While not groundbreaking today, Danaher’s operating model in the 1980’s sought to ensure maximum effectiveness and efficiency. By aligning its operating model and business model since its early days, Danaher today has become a $19B industry superstar.

Danaher has long been recognized as a leading operating company (125 companies worldwide; 19B revenue). By repackaging key pillars of lean and  kaizen- based systems, Danaher established the Danaher Business System (DBS) in the mid-to-late-1980s. Over time, Danaher has effectively linked its business model to its operating model. According to former CEO Larry Culp, “The DBS process system is the soul of Danaher; the system guides planning and execution.” (HBS Danaher case)

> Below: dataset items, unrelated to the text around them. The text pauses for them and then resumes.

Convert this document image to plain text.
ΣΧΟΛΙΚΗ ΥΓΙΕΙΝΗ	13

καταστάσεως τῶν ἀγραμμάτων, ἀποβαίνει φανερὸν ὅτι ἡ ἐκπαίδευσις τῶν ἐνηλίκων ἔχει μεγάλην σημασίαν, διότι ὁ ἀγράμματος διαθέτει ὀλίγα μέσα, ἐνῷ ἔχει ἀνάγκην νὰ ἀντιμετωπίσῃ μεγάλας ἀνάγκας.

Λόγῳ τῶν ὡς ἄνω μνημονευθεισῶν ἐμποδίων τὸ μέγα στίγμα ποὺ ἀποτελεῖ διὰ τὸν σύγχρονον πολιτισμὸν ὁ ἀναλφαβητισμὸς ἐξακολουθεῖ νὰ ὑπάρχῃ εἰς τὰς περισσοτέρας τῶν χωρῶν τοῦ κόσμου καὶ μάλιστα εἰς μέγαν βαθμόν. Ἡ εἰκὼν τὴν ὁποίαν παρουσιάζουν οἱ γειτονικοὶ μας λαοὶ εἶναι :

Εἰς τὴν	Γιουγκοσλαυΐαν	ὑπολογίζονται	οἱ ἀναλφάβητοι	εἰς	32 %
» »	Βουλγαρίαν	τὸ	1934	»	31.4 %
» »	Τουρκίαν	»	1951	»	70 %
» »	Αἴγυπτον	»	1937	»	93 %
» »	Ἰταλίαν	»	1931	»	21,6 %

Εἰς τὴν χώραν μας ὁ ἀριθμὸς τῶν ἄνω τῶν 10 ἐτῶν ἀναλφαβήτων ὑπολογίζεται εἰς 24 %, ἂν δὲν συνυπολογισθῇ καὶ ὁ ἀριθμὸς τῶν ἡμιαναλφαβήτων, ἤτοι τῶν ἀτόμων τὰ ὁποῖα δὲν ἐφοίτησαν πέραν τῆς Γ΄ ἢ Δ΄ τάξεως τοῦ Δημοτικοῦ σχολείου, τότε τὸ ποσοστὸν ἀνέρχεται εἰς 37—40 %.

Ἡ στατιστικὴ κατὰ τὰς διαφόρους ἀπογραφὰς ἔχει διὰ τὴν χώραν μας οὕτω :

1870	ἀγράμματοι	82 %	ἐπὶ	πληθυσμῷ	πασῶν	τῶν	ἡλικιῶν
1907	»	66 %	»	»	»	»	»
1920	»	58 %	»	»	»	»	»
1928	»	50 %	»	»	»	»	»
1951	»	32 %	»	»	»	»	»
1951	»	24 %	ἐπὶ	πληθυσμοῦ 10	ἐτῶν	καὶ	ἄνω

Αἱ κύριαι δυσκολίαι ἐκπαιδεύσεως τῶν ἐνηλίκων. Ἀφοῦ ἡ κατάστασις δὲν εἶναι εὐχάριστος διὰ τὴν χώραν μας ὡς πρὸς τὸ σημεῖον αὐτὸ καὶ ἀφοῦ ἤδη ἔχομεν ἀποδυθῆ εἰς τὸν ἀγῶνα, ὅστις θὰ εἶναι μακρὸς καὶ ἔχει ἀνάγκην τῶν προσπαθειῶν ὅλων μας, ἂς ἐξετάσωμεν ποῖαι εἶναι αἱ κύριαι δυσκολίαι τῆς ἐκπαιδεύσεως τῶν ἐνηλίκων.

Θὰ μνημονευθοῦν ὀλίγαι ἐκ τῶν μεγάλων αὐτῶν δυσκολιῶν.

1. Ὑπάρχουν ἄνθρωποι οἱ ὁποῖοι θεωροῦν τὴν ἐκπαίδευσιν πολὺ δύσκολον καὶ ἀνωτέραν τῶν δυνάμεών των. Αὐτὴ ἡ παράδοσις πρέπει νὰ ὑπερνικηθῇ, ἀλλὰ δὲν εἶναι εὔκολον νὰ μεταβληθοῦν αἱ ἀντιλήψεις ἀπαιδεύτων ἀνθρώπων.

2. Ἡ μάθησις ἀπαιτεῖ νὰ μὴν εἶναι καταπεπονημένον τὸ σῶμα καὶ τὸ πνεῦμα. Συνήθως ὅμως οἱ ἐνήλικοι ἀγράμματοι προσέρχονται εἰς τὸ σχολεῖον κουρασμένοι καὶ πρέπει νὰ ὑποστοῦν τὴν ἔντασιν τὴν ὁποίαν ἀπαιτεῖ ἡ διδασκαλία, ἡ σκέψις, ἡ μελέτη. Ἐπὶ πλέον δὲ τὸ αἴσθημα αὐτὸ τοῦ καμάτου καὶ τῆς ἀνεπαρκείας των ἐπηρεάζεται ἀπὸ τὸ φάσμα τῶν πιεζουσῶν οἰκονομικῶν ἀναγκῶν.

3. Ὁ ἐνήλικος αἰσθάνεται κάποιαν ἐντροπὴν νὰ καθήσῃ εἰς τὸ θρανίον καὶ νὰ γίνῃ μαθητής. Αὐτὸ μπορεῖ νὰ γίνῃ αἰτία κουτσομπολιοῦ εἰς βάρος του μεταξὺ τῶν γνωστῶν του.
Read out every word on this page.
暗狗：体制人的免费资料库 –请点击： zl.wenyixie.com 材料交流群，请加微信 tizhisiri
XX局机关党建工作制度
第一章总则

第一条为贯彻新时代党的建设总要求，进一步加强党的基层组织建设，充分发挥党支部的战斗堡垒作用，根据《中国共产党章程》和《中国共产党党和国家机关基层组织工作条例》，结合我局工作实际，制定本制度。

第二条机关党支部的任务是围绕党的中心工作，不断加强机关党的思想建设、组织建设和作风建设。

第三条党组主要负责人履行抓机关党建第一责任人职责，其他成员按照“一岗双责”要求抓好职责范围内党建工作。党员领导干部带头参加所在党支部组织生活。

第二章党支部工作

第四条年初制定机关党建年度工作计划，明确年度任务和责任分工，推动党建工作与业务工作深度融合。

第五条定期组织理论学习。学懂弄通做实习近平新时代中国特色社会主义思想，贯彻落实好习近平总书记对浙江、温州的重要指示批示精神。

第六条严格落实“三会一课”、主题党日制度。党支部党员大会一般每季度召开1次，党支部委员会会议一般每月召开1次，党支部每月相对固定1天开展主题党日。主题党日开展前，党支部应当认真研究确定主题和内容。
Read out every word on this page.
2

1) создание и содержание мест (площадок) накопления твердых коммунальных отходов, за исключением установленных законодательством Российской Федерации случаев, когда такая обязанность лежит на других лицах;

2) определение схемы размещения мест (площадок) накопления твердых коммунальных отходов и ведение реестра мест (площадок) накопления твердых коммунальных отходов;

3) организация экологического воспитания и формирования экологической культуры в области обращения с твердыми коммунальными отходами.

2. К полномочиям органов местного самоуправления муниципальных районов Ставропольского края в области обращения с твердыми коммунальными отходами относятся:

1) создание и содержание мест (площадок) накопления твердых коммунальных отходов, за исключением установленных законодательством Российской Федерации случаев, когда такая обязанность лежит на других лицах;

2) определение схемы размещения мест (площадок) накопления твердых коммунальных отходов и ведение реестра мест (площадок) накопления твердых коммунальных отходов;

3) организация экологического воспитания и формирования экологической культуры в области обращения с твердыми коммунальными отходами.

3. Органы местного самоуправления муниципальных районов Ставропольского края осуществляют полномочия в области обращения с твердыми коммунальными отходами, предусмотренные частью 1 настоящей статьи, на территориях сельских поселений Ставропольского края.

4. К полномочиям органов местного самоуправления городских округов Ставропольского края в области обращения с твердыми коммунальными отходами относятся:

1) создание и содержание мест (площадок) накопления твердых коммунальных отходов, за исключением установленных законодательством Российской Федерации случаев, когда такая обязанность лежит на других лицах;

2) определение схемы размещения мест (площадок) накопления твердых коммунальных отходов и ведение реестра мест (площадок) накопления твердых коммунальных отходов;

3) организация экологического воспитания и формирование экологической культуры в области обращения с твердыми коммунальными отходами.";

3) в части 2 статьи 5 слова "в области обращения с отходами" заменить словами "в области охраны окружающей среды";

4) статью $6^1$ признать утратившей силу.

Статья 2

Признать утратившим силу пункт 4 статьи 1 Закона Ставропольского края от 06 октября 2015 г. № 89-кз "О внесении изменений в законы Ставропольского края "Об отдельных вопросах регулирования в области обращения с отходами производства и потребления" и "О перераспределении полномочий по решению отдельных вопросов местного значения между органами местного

As a large operating company, Danaher has a track record of improving its portfolio companies’ operations, resulting in improved performance and growth. With a winning business strategy, Danaher has provided 21% annual returns since 1997 to shareholders. (beta.finance.yahoo.com/quote/DHR) Since launching DBS, Danaher’s strategy has been to implement its proven operating system to eliminate inefficiencies. (http://www.leaninterim.com/danaher-business-system-implementing-real-lean-thinking)

Four “P’s:”—people, plan, process, and performance—create the foundation of DBS. Continuous improvement and operational efficiencies are built into the system. Danaher has thrived by creating an environment that encourages employees to seek improvement and find/explore entrepreneurial gaps. Recently, Danaher expanded DBS into new areas that focus on innovation and growth, aiming to drive improvement in product development, marketing, and sales. (Danaher case)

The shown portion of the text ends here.